Scientific Applications

Further Features

This exercise will illustrate some further features of Excel. You will need to explore some of the facilities of Excel using the hints given below. It illustrates some simple approaches for the graphical and stastical analysis of data, and provides some experience in graphics, using functions and add-ins in Excel.

The spreadsheet sales.xls is taken from US economic statistics between 1979 and 1989 and attempts to relate sales to income and employment. The data is arranged in seven columns, A to G, as follows.

```A    TIME: Quarter, from 1st quarter 1979 to 4th quarter 1989
B    WASA: National income wage and salary disbursements (\$ billions)
C    EMPL: Employees on payrolls of non-agricultural establishments (thousands)
D    BLDG: Building material dealer sales (\$ millions)
E    AUTO: Automotive dealer sales (\$ millions)
F    FURN: Furniture and home furnishings dealer sales (\$ millions)
G    GMER: General merchandise dealer sales (\$ millions)
```

1. In column I, place the month and year of the start of each quarter as follows.
1. In cell I4 enter 01/79. If correctly done, this will be represented by Jan-79 in the spreadsheet.
2. Use the EDATE function to fill cell I5 to I47 with successive dates 3 months apart (you will need to work out how to use this function, in cell I47 you should have the date Oct-89).
3. Change the format of the cells I4 to I47 from "Jan-79" to "January 1979" up to "October 1989" (you will need to use the "format" menu item and select the "custom" option and may need to experiment with the result).

2. Copy columns B to G to columns J to O, so that the new dates are to the left of the main data.

3. Using the Data Analysis Add-ins, and the Correlation option, produce a correlation matrix between the 6 variables (WASA to GMER). Place this correlation matrix in a portion of the spreadsheet starting at cell B2, and print out this information (the data should be in cells B4 to H10, you need to select this region and when printing use the "Selection" option).

1. Which two variables have the highest correlation coefficient? These represent the two variables are follow the closest commontrends. Produce a scatter plot of these variables. Produce this on a separate sheet (as a chart), and change the appearance as follows.
1. Change the scales of both axes so that the minimum values are slightly below the true minima of each variable.
2. Remove gridlines, the box around the chart, change the background to white, remove the legend.
3. Change the symbols to blue crosses that are 8 points in size.
4. Produce a title to the graph, explaining what the variables are, making the font 14 point bold italic and Arial.
Printout this graph.

1. Produce a similar graph for the variables with the lowest correlation coefficient.

1. A histogram of the first variable against time is given below.

(click for larger version)

Produce this histogram in Excel from your data, taking care to reproduce all the features above including axes, labelling and thick bars. You may need to spend some while experimenting with the features in Excel to obtain such a histogram.
Printout the graph.

1. Produce similar histograms for all the other 5 variables, remembering to choose sensible scales for the vertical axes. An efficient way to do this is to make a copy of the chart (using "Edit" and "Copy Sheet") then change the data using the Graph Wizard, finally change the vertical scale and the title. Make sure the graphs are saved, you will be asked to print them out in a single Word document below.
2. Open a new document using word, and copy the six graphs obtained in steps 6 and 7 into Word, using "Paste Special" rather than "Paste". Arrange these graphs three to a page (you may need to change the size), and print out the Word document containing all six graphs.

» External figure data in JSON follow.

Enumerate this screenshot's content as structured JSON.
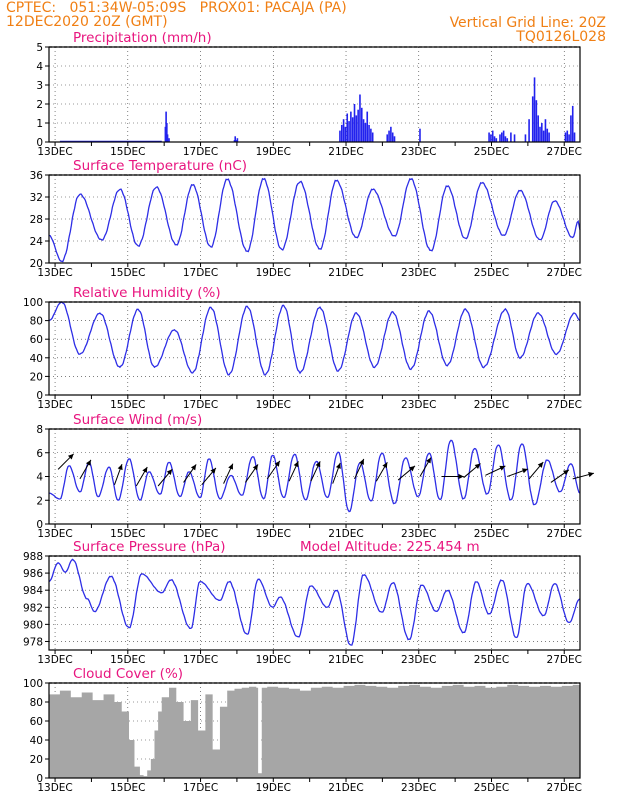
{
  "header": {
    "line1_left": "CPTEC:   051:34W-05:09S   PROX01: PACAJA (PA)",
    "line2_left": "12DEC2020 20Z (GMT)",
    "line1_right": "Vertical Grid Line: 20Z",
    "line2_right": "TQ0126L028"
  },
  "colors": {
    "header": "#f07f14",
    "title": "#e8157f",
    "line": "#2e2ee6",
    "bar": "#2222ee",
    "cloud": "#a6a6a6",
    "axis": "#000000"
  },
  "x_ticks": [
    "13DEC",
    "15DEC",
    "17DEC",
    "19DEC",
    "21DEC",
    "23DEC",
    "25DEC",
    "27DEC"
  ],
  "chart_data": [
    {
      "id": "precip",
      "type": "bar",
      "title": "Precipitation (mm/h)",
      "ylim": [
        0,
        5
      ],
      "yticks": [
        0,
        1,
        2,
        3,
        4,
        5
      ],
      "x_range_days": [
        0.0,
        14.6
      ],
      "x": [
        3.2,
        3.22,
        3.24,
        3.26,
        3.3,
        5.1,
        5.12,
        5.14,
        5.18,
        8.0,
        8.05,
        8.1,
        8.15,
        8.2,
        8.25,
        8.3,
        8.35,
        8.4,
        8.45,
        8.5,
        8.55,
        8.6,
        8.65,
        8.7,
        8.75,
        8.8,
        8.85,
        8.9,
        9.3,
        9.35,
        9.4,
        9.45,
        9.5,
        10.2,
        12.1,
        12.15,
        12.2,
        12.25,
        12.3,
        12.4,
        12.45,
        12.5,
        12.55,
        12.6,
        12.7,
        12.8,
        13.1,
        13.2,
        13.3,
        13.35,
        13.4,
        13.45,
        13.5,
        13.55,
        13.6,
        13.65,
        13.7,
        13.75,
        14.2,
        14.25,
        14.3,
        14.35,
        14.4,
        14.45
      ],
      "values": [
        0.8,
        1.6,
        1.0,
        0.4,
        0.2,
        0.1,
        0.3,
        0.1,
        0.2,
        0.6,
        0.9,
        1.2,
        0.8,
        1.5,
        1.1,
        1.6,
        1.3,
        2.0,
        1.4,
        1.7,
        2.5,
        1.8,
        1.2,
        1.0,
        1.6,
        0.9,
        0.7,
        0.5,
        0.4,
        0.6,
        0.8,
        0.5,
        0.3,
        0.7,
        0.5,
        0.4,
        0.6,
        0.3,
        0.2,
        0.4,
        0.5,
        0.6,
        0.3,
        0.2,
        0.5,
        0.4,
        0.4,
        1.2,
        2.4,
        3.4,
        2.2,
        1.4,
        0.8,
        1.0,
        0.6,
        1.2,
        0.7,
        0.5,
        0.5,
        0.6,
        0.4,
        1.4,
        1.9,
        0.5
      ]
    },
    {
      "id": "temp",
      "type": "line",
      "title": "Surface Temperature (nC)",
      "ylim": [
        20,
        36
      ],
      "yticks": [
        20,
        24,
        28,
        32,
        36
      ],
      "minmax": [
        [
          0.0,
          25.0
        ],
        [
          0.35,
          20.3
        ],
        [
          0.85,
          32.5
        ],
        [
          1.45,
          24.2
        ],
        [
          1.95,
          33.4
        ],
        [
          2.45,
          23.1
        ],
        [
          2.95,
          33.8
        ],
        [
          3.5,
          23.3
        ],
        [
          3.95,
          34.2
        ],
        [
          4.45,
          22.9
        ],
        [
          4.9,
          35.2
        ],
        [
          5.45,
          22.1
        ],
        [
          5.9,
          35.3
        ],
        [
          6.4,
          22.4
        ],
        [
          6.9,
          34.8
        ],
        [
          7.45,
          22.5
        ],
        [
          7.9,
          35.0
        ],
        [
          8.45,
          24.6
        ],
        [
          8.9,
          33.4
        ],
        [
          9.5,
          24.9
        ],
        [
          9.95,
          35.3
        ],
        [
          10.5,
          22.2
        ],
        [
          10.95,
          34.0
        ],
        [
          11.45,
          24.4
        ],
        [
          11.9,
          34.6
        ],
        [
          12.5,
          25.0
        ],
        [
          12.95,
          33.2
        ],
        [
          13.5,
          24.2
        ],
        [
          13.9,
          31.3
        ],
        [
          14.4,
          24.6
        ],
        [
          14.55,
          27.6
        ],
        [
          14.6,
          26.0
        ]
      ]
    },
    {
      "id": "rh",
      "type": "line",
      "title": "Relative Humidity (%)",
      "ylim": [
        0,
        100
      ],
      "yticks": [
        0,
        20,
        40,
        60,
        80,
        100
      ],
      "minmax": [
        [
          0.0,
          80
        ],
        [
          0.35,
          100
        ],
        [
          0.85,
          44
        ],
        [
          1.4,
          88
        ],
        [
          1.95,
          30
        ],
        [
          2.45,
          92
        ],
        [
          2.9,
          30
        ],
        [
          3.45,
          70
        ],
        [
          3.95,
          24
        ],
        [
          4.45,
          94
        ],
        [
          4.95,
          22
        ],
        [
          5.45,
          95
        ],
        [
          5.95,
          22
        ],
        [
          6.45,
          96
        ],
        [
          6.9,
          24
        ],
        [
          7.45,
          94
        ],
        [
          7.95,
          26
        ],
        [
          8.45,
          88
        ],
        [
          8.95,
          30
        ],
        [
          9.45,
          89
        ],
        [
          9.95,
          28
        ],
        [
          10.45,
          90
        ],
        [
          10.95,
          32
        ],
        [
          11.45,
          92
        ],
        [
          11.95,
          30
        ],
        [
          12.55,
          92
        ],
        [
          12.95,
          40
        ],
        [
          13.45,
          88
        ],
        [
          13.95,
          44
        ],
        [
          14.45,
          88
        ],
        [
          14.6,
          80
        ]
      ]
    },
    {
      "id": "wind",
      "type": "line",
      "title": "Surface Wind (m/s)",
      "ylim": [
        0,
        8
      ],
      "yticks": [
        0,
        2,
        4,
        6,
        8
      ],
      "minmax": [
        [
          0.0,
          2.6
        ],
        [
          0.3,
          2.1
        ],
        [
          0.55,
          4.9
        ],
        [
          0.85,
          2.7
        ],
        [
          1.1,
          5.2
        ],
        [
          1.35,
          2.3
        ],
        [
          1.65,
          4.8
        ],
        [
          1.9,
          2.0
        ],
        [
          2.2,
          5.5
        ],
        [
          2.5,
          2.0
        ],
        [
          2.75,
          4.4
        ],
        [
          3.05,
          2.5
        ],
        [
          3.3,
          5.2
        ],
        [
          3.6,
          2.3
        ],
        [
          3.85,
          4.4
        ],
        [
          4.15,
          2.2
        ],
        [
          4.4,
          5.5
        ],
        [
          4.7,
          2.1
        ],
        [
          5.0,
          4.1
        ],
        [
          5.3,
          2.4
        ],
        [
          5.6,
          5.7
        ],
        [
          5.9,
          2.1
        ],
        [
          6.15,
          5.8
        ],
        [
          6.45,
          2.2
        ],
        [
          6.75,
          5.9
        ],
        [
          7.05,
          2.0
        ],
        [
          7.35,
          5.3
        ],
        [
          7.65,
          2.2
        ],
        [
          7.95,
          6.1
        ],
        [
          8.25,
          1.0
        ],
        [
          8.55,
          5.2
        ],
        [
          8.85,
          1.9
        ],
        [
          9.15,
          6.0
        ],
        [
          9.5,
          1.7
        ],
        [
          9.8,
          5.6
        ],
        [
          10.15,
          2.3
        ],
        [
          10.45,
          6.0
        ],
        [
          10.75,
          2.0
        ],
        [
          11.05,
          7.1
        ],
        [
          11.4,
          2.1
        ],
        [
          11.7,
          6.4
        ],
        [
          12.05,
          2.5
        ],
        [
          12.35,
          6.7
        ],
        [
          12.7,
          2.0
        ],
        [
          13.0,
          6.8
        ],
        [
          13.35,
          1.6
        ],
        [
          13.7,
          5.4
        ],
        [
          14.05,
          2.7
        ],
        [
          14.35,
          5.1
        ],
        [
          14.6,
          2.6
        ]
      ],
      "arrows": [
        [
          0.25,
          4.6,
          225
        ],
        [
          0.85,
          3.8,
          210
        ],
        [
          1.8,
          3.3,
          200
        ],
        [
          2.4,
          3.2,
          210
        ],
        [
          3.0,
          3.2,
          220
        ],
        [
          3.7,
          3.5,
          215
        ],
        [
          4.2,
          3.3,
          220
        ],
        [
          4.8,
          3.4,
          205
        ],
        [
          5.4,
          3.5,
          215
        ],
        [
          6.0,
          3.8,
          215
        ],
        [
          6.6,
          3.6,
          205
        ],
        [
          7.2,
          3.6,
          205
        ],
        [
          7.8,
          3.4,
          200
        ],
        [
          8.4,
          3.8,
          205
        ],
        [
          9.0,
          3.6,
          210
        ],
        [
          9.6,
          3.7,
          230
        ],
        [
          10.2,
          4.0,
          210
        ],
        [
          10.8,
          4.0,
          270
        ],
        [
          11.4,
          3.9,
          230
        ],
        [
          12.0,
          4.1,
          245
        ],
        [
          12.6,
          4.0,
          250
        ],
        [
          13.2,
          3.8,
          220
        ],
        [
          13.8,
          3.5,
          235
        ],
        [
          14.4,
          3.8,
          255
        ]
      ]
    },
    {
      "id": "pressure",
      "type": "line",
      "title": "Surface Pressure (hPa)",
      "annotation": "Model Altitude: 225.454  m",
      "ylim": [
        977,
        988
      ],
      "yticks": [
        978,
        980,
        982,
        984,
        986,
        988
      ],
      "minmax": [
        [
          0.0,
          985.0
        ],
        [
          0.25,
          987.2
        ],
        [
          0.45,
          986.1
        ],
        [
          0.65,
          987.6
        ],
        [
          1.05,
          983.0
        ],
        [
          1.25,
          981.5
        ],
        [
          1.7,
          985.6
        ],
        [
          2.2,
          979.6
        ],
        [
          2.55,
          985.9
        ],
        [
          3.1,
          983.7
        ],
        [
          3.35,
          985.2
        ],
        [
          3.9,
          979.5
        ],
        [
          4.15,
          985.0
        ],
        [
          4.7,
          982.8
        ],
        [
          4.95,
          985.0
        ],
        [
          5.45,
          978.8
        ],
        [
          5.75,
          985.3
        ],
        [
          6.15,
          982.0
        ],
        [
          6.35,
          983.2
        ],
        [
          6.85,
          978.5
        ],
        [
          7.2,
          984.5
        ],
        [
          7.65,
          982.0
        ],
        [
          7.9,
          984.0
        ],
        [
          8.3,
          977.5
        ],
        [
          8.65,
          985.8
        ],
        [
          9.15,
          981.4
        ],
        [
          9.45,
          984.9
        ],
        [
          9.9,
          978.2
        ],
        [
          10.25,
          984.6
        ],
        [
          10.65,
          981.5
        ],
        [
          10.95,
          984.0
        ],
        [
          11.4,
          979.0
        ],
        [
          11.75,
          985.0
        ],
        [
          12.1,
          981.2
        ],
        [
          12.45,
          985.2
        ],
        [
          12.85,
          978.4
        ],
        [
          13.15,
          984.8
        ],
        [
          13.6,
          981.0
        ],
        [
          13.9,
          984.8
        ],
        [
          14.3,
          980.2
        ],
        [
          14.6,
          983.0
        ]
      ]
    },
    {
      "id": "cloud",
      "type": "area",
      "title": "Cloud Cover (%)",
      "ylim": [
        0,
        100
      ],
      "yticks": [
        0,
        20,
        40,
        60,
        80,
        100
      ],
      "x": [
        0.0,
        0.3,
        0.6,
        0.9,
        1.2,
        1.5,
        1.8,
        2.0,
        2.2,
        2.35,
        2.5,
        2.6,
        2.7,
        2.8,
        2.9,
        3.0,
        3.1,
        3.3,
        3.5,
        3.7,
        3.9,
        4.1,
        4.3,
        4.5,
        4.7,
        4.9,
        5.1,
        5.3,
        5.5,
        5.7,
        5.75,
        5.85,
        6.0,
        6.3,
        6.6,
        6.9,
        7.2,
        7.5,
        7.8,
        8.1,
        8.4,
        8.7,
        9.0,
        9.3,
        9.6,
        9.9,
        10.2,
        10.5,
        10.8,
        11.1,
        11.4,
        11.7,
        12.0,
        12.3,
        12.6,
        12.9,
        13.2,
        13.5,
        13.8,
        14.1,
        14.4,
        14.6
      ],
      "values": [
        88,
        92,
        85,
        90,
        82,
        88,
        80,
        70,
        40,
        12,
        3,
        2,
        8,
        20,
        50,
        70,
        85,
        95,
        80,
        60,
        82,
        50,
        88,
        30,
        75,
        92,
        94,
        95,
        96,
        95,
        5,
        95,
        96,
        95,
        94,
        92,
        95,
        96,
        95,
        97,
        98,
        97,
        96,
        95,
        97,
        98,
        96,
        95,
        97,
        98,
        96,
        97,
        95,
        96,
        98,
        97,
        96,
        97,
        96,
        97,
        98,
        97
      ]
    }
  ]
}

1. Use a linear model to predict the sales of furniture as a function of employment. You have already encountered regression tools in previous exercises.
1. Select the "Regression" option from the "Data Analysis" Tools.
2. Select "Furniture" and the y and "Employment" as the x variables.
3. When performing regression, do not use "constant =0". Select "Residuals" and "Line Fit Plot" which will provide additional information you are asked to use below.
4. Make sure that the results do not overwrite the original data.
5. Improve the appearance of the "Line Fit Plot". You may wish to select it and then using the chart wizard create a new Sheet. You will wish to change axes, symbols etc.
6. What are the following: -
1. Equation for best fit straight line;
2. the root mean square residual [you will need to use the SQRT and SUMSQ functions in Excel]?

1. Calculate the average of each of the 6 variables using the AVERAGE function. Then, in six separate columns, one for each variable, display the word "yes" if a variable is above its average or "no" if below. You will need to use the IF function and also are likely to have to use \$ notation, although there are a number of ways of doing this. Remember not to overwrite the existing information. Label the columns (with the variable names) and the rows with the date as obtained in step 1. Create a final column to the right, which counts the number of variables that are above average (a number between 0 and 6), you will need to use the COUNTIF function.
Print out the portion of the spreadsheet which should consist of 8 columns (1 containing the date, 6 containing the words "yes" or "no" and 1 containing a number between 0 and 6, together with a row that gives a title to each column).